The arrangements were made patiently and deliberately. All parents received a letter introducing Ryan. In it, his mother wrote: “Throughout his life, Ryan has been instrumental in helping others better understand the capabilities of those labeled with disabilities. He has heightened the sense of empathy of those who interact with him, and Ryan has become a friend to many.”

She also set up a disability awareness session with stations that allowed the young students to try out dealing with vision or hearing loss or using a wheelchair. Then, last spring, Ryan visited the second grade classrooms several times as a trial and they learned that second grade teacher Joseph Bagiackas had been Ryan’s counselor the previous summer at Camp Millhouse. That was the last confirmation they needed.

Students quickly got to know Ryan. They were surprised to learn that he can walk with assistance. After they found out he wears a necklace to give him something to do with his hands, some of them made him jewelry.
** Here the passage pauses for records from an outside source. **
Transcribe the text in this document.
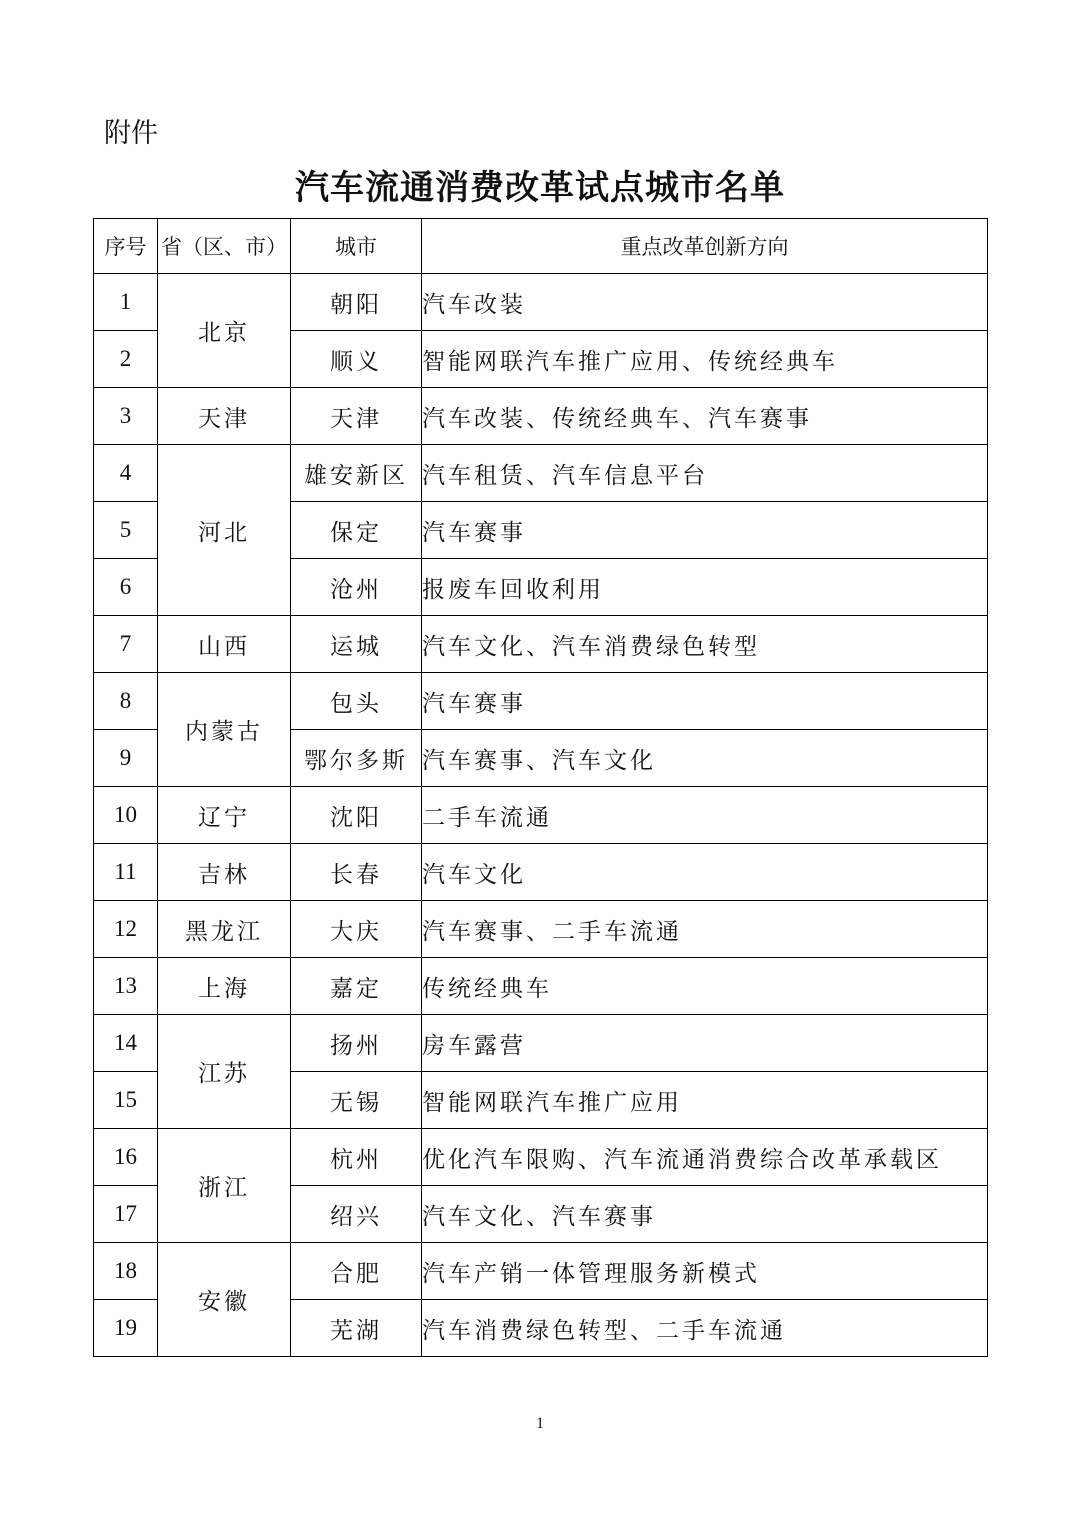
附件
汽车流通消费改革试点城市名单
序号	省（区、市）	城市	重点改革创新方向
1	北京	朝阳	汽车改装
2		顺义	智能网联汽车推广应用、传统经典车
3	天津	天津	汽车改装、传统经典车、汽车赛事
4	河北	雄安新区	汽车租赁、汽车信息平台
5		保定	汽车赛事
6		沧州	报废车回收利用
7	山西	运城	汽车文化、汽车消费绿色转型
8	内蒙古	包头	汽车赛事
9		鄂尔多斯	汽车赛事、汽车文化
10	辽宁	沈阳	二手车流通
11	吉林	长春	汽车文化
12	黑龙江	大庆	汽车赛事、二手车流通
13	上海	嘉定	传统经典车
14	江苏	扬州	房车露营
15		无锡	智能网联汽车推广应用
16	浙江	杭州	优化汽车限购、汽车流通消费综合改革承载区
17		绍兴	汽车文化、汽车赛事
18	安徽	合肥	汽车产销一体管理服务新模式
19		芜湖	汽车消费绿色转型、二手车流通
1
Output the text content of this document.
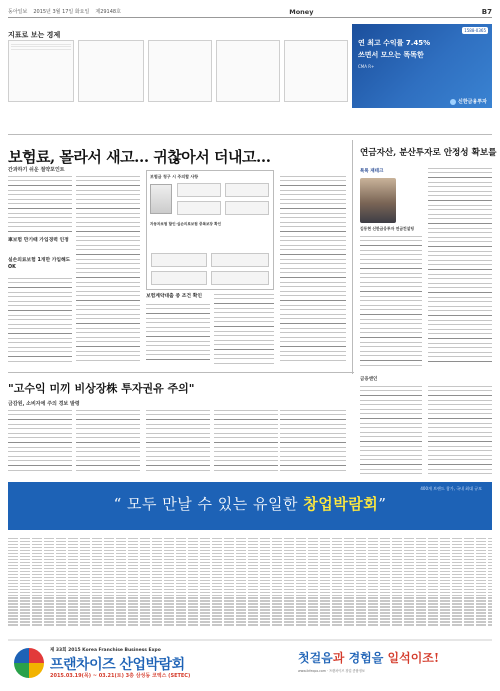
동아일보 2015년 3월 17일 화요일 제29148호	Money	B7
지표로 보는 경제
1588-0365
연 최고 수익률 7.45%
쓰면서 모으는 똑똑한
CMA R+
신한금융투자
보험료, 몰라서 새고… 귀찮아서 더내고…
간과하기 쉬운 절약포인트
車보험 만기때 가입경력 인정
실손의료보험 1개만 가입해도 OK
보험금 청구 시 주의할 사항
자동차보험 할인·실손의료보험 중복보장 확인
보험계약대출 중 조건 확인
연금자산, 분산투자로 안정성 확보를
톡톡 재테크
김동현 신한금융투자 연금컨설팅
금융앤인
"고수익 미끼 비상장株 투자권유 주의"
금감원, 소비자에 주의 경보 발령
400개 브랜드 참가, 국내 최대 규모
“ 모두 만날 수 있는 유일한 창업박람회”
제 33회 2015 Korea Franchise Business Expo
프랜차이즈 산업박람회
2015.03.19(목) ~ 03.21(토) 3층 삼성동 코엑스 (SETEC)
첫걸음과 경험을 일석이조!
www.ikfexpo.com · 프랜차이즈 창업 종합정보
Although he is fed through a G-tube, he can taste soft foods for comfort, so when one student brought in a birthday treat for the class, she included pudding for Ryan.
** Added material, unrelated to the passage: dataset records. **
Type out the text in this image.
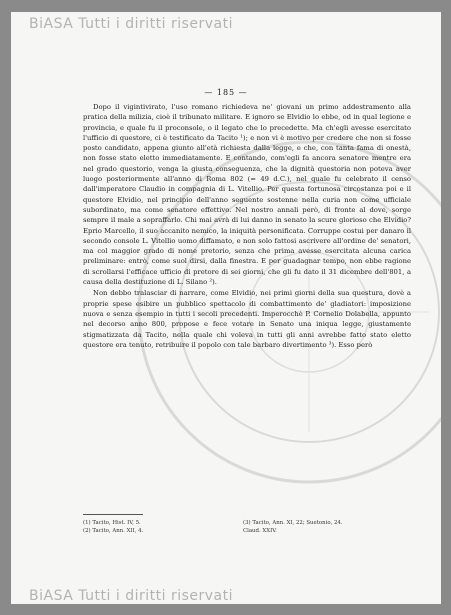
BiASA Tutti i diritti riservati
— 185 —

Dopo il vigintivirato, l'uso romano richiedeva ne' giovani un primo addestramento alla pratica della milizia, cioè il tribunato militare. E ignoro se Elvidio lo ebbe, od in qual legione e provincia, e quale fu il proconsole, o il legato che lo precedette. Ma ch'egli avesse esercitato l'ufficio di questore, ci è testificato da Tacito ¹); e non vi è motivo per credere che non si fosse posto candidato, appena giunto all'età richiesta dalla legge, e che, con tanta fama di onestà, non fosse stato eletto immediatamente. E contando, com'egli fa ancora senatore mentre era nel grado questorio, venga la giusta conseguenza, che la dignità questoria non poteva aver luogo posteriormente all'anno di Roma 802 (= 49 d.C.), nel quale fu celebrato il censo dall'imperatore Claudio in compagnia di L. Vitellio. Per questa fortunosa circostanza poi e il questore Elvidio, nel principio dell'anno seguente sostenne nella curia non come ufficiale subordinato, ma come senatore effettivo. Nel nostro annali però, di fronte al dove, sorge sempre il male a sopraffarlo. Chi mai avrà di lui danno in senato la scure glorioso che Elvidio? Eprio Marcello, il suo accanito nemico, la iniquità personificata. Corruppe costui per danaro il secondo console L. Vitellio uomo diffamato, e non solo fattosi ascrivere all'ordine de' senatori, ma col maggior grado di nome pretorio, senza che prima avesse esercitata alcuna carica preliminare: entrò, come suol dirsi, dalla finestra. E per guadagnar tempo, non ebbe ragione di scrollarsi l'efficace ufficio di pretore di sei giorni, che gli fu dato il 31 dicembre dell'801, a causa della destituzione di L. Silano ²).

Non debbo tralasciar di narrare, come Elvidio, nei primi giorni della sua questura, dovè a proprie spese esibire un pubblico spettacolo di combattimento de' gladiatori: imposizione nuova e senza esempio in tutti i secoli precedenti. Imperocchè P. Cornelio Dolabella, appunto nel decorso anno 800, propose e fece votare in Senato una iniqua legge, giustamente stigmatizzata da Tacito, nella quale chi voleva in tutti gli anni avrebbe fatto stato eletto questore era tenuto, retribuire il popolo con tale barbaro divertimento ³). Esso però

(1) Tacito, Hist. IV, 5.	(3) Tacito, Ann. XI, 22; Suetonio, 24.
(2) Tacito, Ann. XII, 4.	Claud. XXIV.
BiASA Tutti i diritti riservati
When Ryan visits a second or third grade classroom, he enters into whatever activity the teacher has planned for the day. He is part of a “house,” or “family” consisting of students from every grade level who participate together in special outings and events.

This year each house is interacting with an organization in the community, including Logan Center.

On a day Ryan was to visit her classroom, second grade teacher Abigail Stopczynski was hesitant to write “Happy Birthday, Ryan” on the classroom screen because she knew her students would hardly be able to contain their enthusiasm once they realized Ryan was on his way. When he arrived students from both second grade classrooms gathered near him, his maroon shirt blending with their uniforms.

He came in his wheelchair, accompanied by someone from Logan; but on this particular day, Susan also was helping. She shared with them that Ryan had gone to Hacienda on his 26th birthday two days earlier and a Notre Dame basketball game.

Each student had made Ryan a birthday card. They were eager to sing him their jazzy version of the birthday song, complete with “cha cha chas.” As they do at every visit by Ryan, they played “Ryan Says,” imitating him as he raised his arms in the air, grabbed his ankle or crossed his arms over his chest, which is sign language for “I love you.”

After the game, they tried “Sound Bingo”: listening to tape-recorded sounds and marking pictures of what they heard on special bingo cards, and they talked about the accommodations that might enable a person with hearing or visual challenges to play bingo.

Before leaving for the day, Ryan handed each child a homemade chocolate sucker in the hand shape that means “I Love You.” And there was plenty of love to go around.